An exhaustive collection of the main achievements in the field of color metrics up to 1971 can be found in the Proceeding of the Memorial Symposium on Color Metrics entitled to Helmholtz in honor of the 150th anniversary of his birth (Vos et al. 1972). In that occasion, a whole range of line element’ and color difference’s formula passed the review. From the examples mentioned above, it emerges clearly the profound influence of the German polymath on the field of color metrics and color perception, influence which persists unaltered to the present time.

7 Conclusion

The space of color is a fascinating space. It is a real vector space but the resulting Euclidean distance does not correspond to human perception of difference between colors. Riemann and Helmholtz were the first to assume, in the second half of the nineteenth century, that the perceptual color space is a n-dimensional space not necessarily Euclidean. Contrary to Riemann, Helmholtz went further proposing the first metrically significant model of color space basing on the Weber–Fechner law. In the science of color vision, indeed, the quantitative dimension is intimately connected with the subjective one. Helmholtz’s knowledge in the fields of both differential geometry and psychophysics allowed him to provide a fruitful link between the two disciplines, forming the basis for all subsequent studies on the geometry of color spaces up to the present time.
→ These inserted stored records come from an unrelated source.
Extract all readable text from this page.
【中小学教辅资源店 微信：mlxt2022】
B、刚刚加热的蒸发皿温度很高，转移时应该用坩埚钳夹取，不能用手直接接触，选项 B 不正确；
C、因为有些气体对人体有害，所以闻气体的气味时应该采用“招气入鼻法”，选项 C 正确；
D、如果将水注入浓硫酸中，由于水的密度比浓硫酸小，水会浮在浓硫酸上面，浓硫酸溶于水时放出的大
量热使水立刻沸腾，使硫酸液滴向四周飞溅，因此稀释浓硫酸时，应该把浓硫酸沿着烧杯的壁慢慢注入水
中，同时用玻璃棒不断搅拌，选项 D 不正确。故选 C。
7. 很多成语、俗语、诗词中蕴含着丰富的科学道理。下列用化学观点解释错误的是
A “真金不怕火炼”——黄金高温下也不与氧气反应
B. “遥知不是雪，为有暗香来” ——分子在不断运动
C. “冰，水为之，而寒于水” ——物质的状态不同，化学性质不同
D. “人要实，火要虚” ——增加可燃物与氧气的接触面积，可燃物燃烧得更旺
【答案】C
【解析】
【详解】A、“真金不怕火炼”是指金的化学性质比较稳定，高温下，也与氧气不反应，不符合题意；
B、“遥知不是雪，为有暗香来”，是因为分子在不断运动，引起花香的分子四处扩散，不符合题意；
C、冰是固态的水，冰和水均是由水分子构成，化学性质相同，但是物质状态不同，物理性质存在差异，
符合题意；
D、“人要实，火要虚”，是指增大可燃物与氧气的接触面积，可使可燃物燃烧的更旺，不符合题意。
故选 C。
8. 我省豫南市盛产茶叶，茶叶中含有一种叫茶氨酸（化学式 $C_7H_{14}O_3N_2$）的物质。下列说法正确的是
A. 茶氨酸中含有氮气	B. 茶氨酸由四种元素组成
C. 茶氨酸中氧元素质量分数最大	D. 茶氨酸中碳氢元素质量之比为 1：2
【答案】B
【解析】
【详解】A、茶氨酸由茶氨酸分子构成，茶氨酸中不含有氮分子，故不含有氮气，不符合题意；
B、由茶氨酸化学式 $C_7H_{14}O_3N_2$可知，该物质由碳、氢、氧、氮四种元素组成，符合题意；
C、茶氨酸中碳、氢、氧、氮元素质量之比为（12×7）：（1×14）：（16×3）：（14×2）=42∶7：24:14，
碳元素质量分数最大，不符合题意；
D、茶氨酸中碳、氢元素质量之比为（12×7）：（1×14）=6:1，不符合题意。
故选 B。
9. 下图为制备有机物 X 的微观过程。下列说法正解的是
Systematic research on color space is currently a cutting-edge topic in scientific research as the definition of an appropriate metric for color spaces has become increasingly important also for technological application, relating, in particular, to color synthesis for computer graphics, color printing processes, and medical research. Therefore, refined models and systems need to be evolved to respond to the continuous demand for a practical standard for measuring perceptual color differences accurately, allowing consequently a more precise and comprehensive description of human color perception.